Director Alexander Payne has been at the helm of three films I absolutely loved: The Descendents, Sideways and Election. He also headed About Schmidt — a solidly regarded Jack Nicholson film that I barely managed to stay awake through. All of them feature quirky characters involved in offbeat, but painfully realistic, endeavors. His latest film, Nebraska, is cut from much the same cloth.

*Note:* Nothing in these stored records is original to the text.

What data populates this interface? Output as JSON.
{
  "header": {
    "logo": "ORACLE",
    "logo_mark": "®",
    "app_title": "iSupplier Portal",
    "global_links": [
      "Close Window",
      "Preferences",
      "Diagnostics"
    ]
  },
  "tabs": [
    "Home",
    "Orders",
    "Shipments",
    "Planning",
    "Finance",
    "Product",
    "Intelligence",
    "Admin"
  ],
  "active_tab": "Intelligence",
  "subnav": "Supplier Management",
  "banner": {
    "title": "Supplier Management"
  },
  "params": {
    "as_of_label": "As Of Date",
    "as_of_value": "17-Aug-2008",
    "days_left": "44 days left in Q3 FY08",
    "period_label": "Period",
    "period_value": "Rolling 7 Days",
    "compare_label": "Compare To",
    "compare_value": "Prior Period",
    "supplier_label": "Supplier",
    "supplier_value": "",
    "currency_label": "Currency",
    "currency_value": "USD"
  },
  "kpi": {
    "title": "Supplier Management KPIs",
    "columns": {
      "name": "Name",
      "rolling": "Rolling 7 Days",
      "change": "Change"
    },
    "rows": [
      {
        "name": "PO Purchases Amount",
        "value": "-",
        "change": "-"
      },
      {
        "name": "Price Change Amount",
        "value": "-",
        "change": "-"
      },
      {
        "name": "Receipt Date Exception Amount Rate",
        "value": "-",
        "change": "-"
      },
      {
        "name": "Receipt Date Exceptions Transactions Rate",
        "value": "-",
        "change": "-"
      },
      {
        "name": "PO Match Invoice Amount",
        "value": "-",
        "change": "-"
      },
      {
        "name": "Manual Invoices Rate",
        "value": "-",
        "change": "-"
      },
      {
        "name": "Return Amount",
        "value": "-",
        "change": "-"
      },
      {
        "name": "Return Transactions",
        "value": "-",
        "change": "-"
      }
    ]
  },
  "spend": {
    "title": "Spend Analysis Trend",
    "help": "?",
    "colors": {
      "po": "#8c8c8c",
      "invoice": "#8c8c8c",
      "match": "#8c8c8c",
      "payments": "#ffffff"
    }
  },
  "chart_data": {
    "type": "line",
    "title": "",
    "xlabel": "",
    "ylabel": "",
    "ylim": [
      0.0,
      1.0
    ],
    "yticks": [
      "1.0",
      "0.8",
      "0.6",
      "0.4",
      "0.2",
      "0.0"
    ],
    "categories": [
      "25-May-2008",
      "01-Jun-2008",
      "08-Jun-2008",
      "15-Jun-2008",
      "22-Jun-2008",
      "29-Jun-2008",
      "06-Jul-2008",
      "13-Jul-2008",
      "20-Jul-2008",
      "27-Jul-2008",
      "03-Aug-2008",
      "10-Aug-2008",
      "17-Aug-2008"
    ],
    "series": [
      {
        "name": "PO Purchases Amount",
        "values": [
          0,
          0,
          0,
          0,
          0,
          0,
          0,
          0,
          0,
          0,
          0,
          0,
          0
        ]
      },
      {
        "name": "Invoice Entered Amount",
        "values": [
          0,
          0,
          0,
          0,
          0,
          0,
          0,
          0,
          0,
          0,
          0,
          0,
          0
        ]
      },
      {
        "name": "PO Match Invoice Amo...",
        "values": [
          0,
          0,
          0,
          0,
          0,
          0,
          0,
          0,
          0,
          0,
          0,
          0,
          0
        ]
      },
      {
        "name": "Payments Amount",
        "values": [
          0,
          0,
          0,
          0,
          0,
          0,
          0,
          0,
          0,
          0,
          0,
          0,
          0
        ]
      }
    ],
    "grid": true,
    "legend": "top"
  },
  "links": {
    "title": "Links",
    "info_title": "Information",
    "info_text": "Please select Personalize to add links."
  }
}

Bruce Dern plays Woody Grant — a quiet, somewhat befuddled but decidedly obstinate, retired father and husband. He’s simply going through the motions of senior life, seemingly oblivious to almost everything around him — that is, until a letter arrives in the mail proclaiming him the “winner” of a million-dollar sweepstakes. Woody, of course, thinks it’s genuine and decides he has to walk from his home in Billings, Montana, to the sweepstakes office in Lincoln, Nebraska. His exasperated and worn-out wife, Kate (June Squibb), calls her two sons for help. The youngest son, David (Will Forte), arrives first and finds that there’s just no reasoning with his resolute father. The only answer is to drive Woody there himself to see firsthand that he hasn’t won anything.
As I said, I’ve been a big fan of some of Payne’s past work, but this one just misses the mark for me. First of all, the film is shot entirely in black and white. Why? Who knows. It doesn’t add anything to the experience. It’s just a distraction that feels completely pretentious, and there’s nothing I hate more than pretentious drivel. Perhaps they’re trying to convey the darkness of Woody’s current life. Poppycock. Let the acting and the dialogue provide that. The visuals of the location would have been incredible in color, and those would stand in stark contrast to Woody’s mental state, making it all the more apparent.
Then there’s the pacing. In one scene, someone’s asked what’s going on, and their response is, “Not much.” That pretty much sums up the film. The image I provided with the review speaks to its feel. Those are the Grant men watching football. If that’s your idea of gripping entertainment, then you’re in luck because there are nearly two more hours of it to bask in. Another apropos scene involves a family member who sits by the curbside watching sparse (read zero) traffic go by. At that point, I felt that he had the better show.
This isn’t to say the film’s without its better moments. Dern connects with a performance that nips at our psyche. Many of us fear the potential for our following in his aimless, scattershot footsteps. Forte, as son David, conveys a wonderfully tender, empathetic conduit for most of the audience. However, the real winner is Squibb as the frustrated, brutally blunt wife/mother Kate. She pulls no punches with anyone and delivers nearly all of the film’s best lines.
This is a film with much in it to recommend but that mainstream audiences will find tedious and downright boring. Like the characters portrayed, we don’t go in for any of its fancy artsy-fartsy nonsense. Just tell us a story, and leave the gimmicks at home. For me, this was little more than another About Schmidt without the color.